Sebelum penetapan empat tersangka oleh Kejagung, Kemendag belum juga menyerah mengusut kasus ini. Alih-alih menstabilkan harga seperti penentuan HET, Dirjen Perdagangan Dalam Negeri malah menyetor data 30.000 distributor minyak goreng di seluruh negeri.
Data tersebut dikaitkan dengan jumlah kuota yang diterima dan disalurkan. Buktinya adalah perbandingan data stok dan pengdistribusian minyak goreng di daerah tempat distributor.
Tentu saja, jika 30.000 distributor menjadi tersangka, maka kepolisian dan kejaksaan akan repot mengusutnya. Mungkin lebih mudah menetapkan empat orang saja.
Tapi, apakah benar keempat tersangka adalah penyebab munculnya permasalahan minyak goreng di seluruh negeri? Masih ada beberapa pertanyaan yang belum terjawab.
Seperti, berapa besar ekspor yang dilakukan oleh ketiga perusahaan swasta tersebut, mengingat masih banyak esportir minyak goreng lainnya.
Andaikan ketiga tersangka swasta memenuhi kuota 20% DMO, apakah stok tidak akan lenyap di pasaran dan harga minyak goreng akan stabil?
Selanjutnya lagi, apakah IWW sebagai Dirjen Perdagangan Luar Negeri mengeluarkan izin tanpa sepengetahuan Kemendag?
Jika dilihat penetapan tersangka dan arah telunjuk Kemendag, sepertinya ada perbedaan arah.
Penyebab stok langka dan harga tinggi minyak goreng bukan persoalan ekspor saja. Harga CPO dunia meroket, tentu itu adalah tawaran yang menggiurkan. Jangankan produsen, pemerintah pun diuntungkan.

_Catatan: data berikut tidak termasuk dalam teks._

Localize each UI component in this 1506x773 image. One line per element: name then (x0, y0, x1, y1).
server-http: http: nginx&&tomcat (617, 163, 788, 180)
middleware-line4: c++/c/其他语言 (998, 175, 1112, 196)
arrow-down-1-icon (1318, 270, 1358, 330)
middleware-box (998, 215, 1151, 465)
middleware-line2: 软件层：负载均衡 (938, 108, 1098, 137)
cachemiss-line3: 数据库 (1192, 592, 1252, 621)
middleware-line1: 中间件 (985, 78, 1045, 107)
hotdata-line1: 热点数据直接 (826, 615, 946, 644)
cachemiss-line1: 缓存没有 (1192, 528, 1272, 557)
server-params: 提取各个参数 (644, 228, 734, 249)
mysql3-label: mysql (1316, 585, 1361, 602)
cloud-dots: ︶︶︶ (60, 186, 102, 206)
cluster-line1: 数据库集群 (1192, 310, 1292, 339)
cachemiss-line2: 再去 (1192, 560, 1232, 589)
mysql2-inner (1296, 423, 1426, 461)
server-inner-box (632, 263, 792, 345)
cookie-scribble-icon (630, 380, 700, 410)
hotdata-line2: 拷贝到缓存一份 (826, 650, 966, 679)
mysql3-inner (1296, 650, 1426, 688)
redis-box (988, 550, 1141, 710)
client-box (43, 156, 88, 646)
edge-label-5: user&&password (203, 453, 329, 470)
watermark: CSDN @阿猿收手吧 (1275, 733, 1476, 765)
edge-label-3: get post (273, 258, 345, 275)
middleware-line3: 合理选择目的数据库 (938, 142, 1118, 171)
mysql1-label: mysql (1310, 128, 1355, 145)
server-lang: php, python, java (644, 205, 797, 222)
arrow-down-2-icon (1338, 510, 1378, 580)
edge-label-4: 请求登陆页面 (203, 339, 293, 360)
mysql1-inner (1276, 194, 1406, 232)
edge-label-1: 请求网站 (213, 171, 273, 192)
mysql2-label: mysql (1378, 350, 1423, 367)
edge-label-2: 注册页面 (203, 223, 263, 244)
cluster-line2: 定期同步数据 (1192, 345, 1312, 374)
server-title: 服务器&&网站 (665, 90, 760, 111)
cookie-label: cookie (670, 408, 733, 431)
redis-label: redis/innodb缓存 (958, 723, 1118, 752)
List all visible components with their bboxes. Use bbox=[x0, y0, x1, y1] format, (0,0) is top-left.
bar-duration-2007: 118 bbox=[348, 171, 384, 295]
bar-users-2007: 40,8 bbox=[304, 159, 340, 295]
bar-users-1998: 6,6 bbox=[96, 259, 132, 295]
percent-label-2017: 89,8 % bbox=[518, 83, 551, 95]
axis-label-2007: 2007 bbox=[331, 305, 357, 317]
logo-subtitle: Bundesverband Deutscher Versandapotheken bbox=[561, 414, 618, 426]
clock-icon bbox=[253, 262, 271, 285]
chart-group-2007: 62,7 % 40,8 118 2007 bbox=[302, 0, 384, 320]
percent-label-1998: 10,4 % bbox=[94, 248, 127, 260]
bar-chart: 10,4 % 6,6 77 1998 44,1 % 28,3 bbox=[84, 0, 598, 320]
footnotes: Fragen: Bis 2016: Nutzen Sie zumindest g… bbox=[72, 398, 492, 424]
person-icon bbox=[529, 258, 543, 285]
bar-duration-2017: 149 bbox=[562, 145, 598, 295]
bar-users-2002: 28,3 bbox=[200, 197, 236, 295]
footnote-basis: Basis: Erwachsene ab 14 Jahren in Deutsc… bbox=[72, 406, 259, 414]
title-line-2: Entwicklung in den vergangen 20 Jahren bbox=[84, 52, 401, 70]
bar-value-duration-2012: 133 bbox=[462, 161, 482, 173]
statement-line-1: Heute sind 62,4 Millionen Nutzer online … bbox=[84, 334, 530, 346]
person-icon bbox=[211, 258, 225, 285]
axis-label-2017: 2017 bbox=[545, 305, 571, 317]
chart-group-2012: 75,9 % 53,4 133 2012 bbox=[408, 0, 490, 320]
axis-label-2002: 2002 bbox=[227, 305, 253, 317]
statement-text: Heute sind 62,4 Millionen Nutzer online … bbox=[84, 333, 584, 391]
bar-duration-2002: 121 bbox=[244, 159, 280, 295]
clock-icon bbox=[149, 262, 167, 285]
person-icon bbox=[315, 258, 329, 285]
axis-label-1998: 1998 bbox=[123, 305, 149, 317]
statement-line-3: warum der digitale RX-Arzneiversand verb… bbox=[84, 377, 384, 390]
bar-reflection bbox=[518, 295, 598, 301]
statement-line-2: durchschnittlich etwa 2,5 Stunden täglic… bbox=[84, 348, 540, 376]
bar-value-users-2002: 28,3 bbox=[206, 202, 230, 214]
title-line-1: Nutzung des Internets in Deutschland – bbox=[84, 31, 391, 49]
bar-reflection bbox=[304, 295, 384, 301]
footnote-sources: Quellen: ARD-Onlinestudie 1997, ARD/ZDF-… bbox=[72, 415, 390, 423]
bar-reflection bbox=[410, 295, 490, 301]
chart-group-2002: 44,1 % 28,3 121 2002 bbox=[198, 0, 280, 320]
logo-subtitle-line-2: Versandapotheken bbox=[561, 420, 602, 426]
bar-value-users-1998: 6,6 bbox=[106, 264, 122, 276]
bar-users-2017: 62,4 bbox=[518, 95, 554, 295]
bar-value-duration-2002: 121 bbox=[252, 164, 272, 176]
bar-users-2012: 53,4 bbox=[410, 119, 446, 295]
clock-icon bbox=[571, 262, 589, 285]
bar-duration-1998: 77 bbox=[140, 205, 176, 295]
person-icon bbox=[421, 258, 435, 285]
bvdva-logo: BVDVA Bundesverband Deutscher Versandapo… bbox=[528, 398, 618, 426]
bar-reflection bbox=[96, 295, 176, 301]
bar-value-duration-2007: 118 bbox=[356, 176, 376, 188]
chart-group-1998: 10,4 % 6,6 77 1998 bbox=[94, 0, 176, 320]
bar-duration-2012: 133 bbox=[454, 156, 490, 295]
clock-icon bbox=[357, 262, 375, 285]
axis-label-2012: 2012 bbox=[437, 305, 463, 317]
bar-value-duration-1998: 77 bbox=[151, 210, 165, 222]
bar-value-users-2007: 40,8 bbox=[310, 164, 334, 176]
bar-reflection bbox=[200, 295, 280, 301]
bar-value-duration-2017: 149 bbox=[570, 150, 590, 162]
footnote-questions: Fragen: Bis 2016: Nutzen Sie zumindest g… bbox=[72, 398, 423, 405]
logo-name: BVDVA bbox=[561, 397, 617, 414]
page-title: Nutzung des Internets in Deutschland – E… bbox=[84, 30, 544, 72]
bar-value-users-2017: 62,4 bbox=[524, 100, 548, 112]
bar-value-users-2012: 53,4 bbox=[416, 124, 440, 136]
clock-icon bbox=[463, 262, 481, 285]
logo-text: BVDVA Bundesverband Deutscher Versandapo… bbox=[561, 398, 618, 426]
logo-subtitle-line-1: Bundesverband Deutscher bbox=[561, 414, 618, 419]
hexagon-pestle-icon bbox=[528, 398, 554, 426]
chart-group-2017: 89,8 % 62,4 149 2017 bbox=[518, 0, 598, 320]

Imbasnya adalah ketersediaan stok dan disparitas harga dalam negeri. Ketika harga minyak goreng melambung, kebutuhan minyak goreng bagi masyarakat tetap saja tinggi.
Lalu banyak pihak yang memanfaatkan. Membeli minyak goreng untuk ditimbun karena takut harganya naik semakin tinggi. Akibatnya berapa pun harga yang beredar di pasaran, tetap saja dibeli.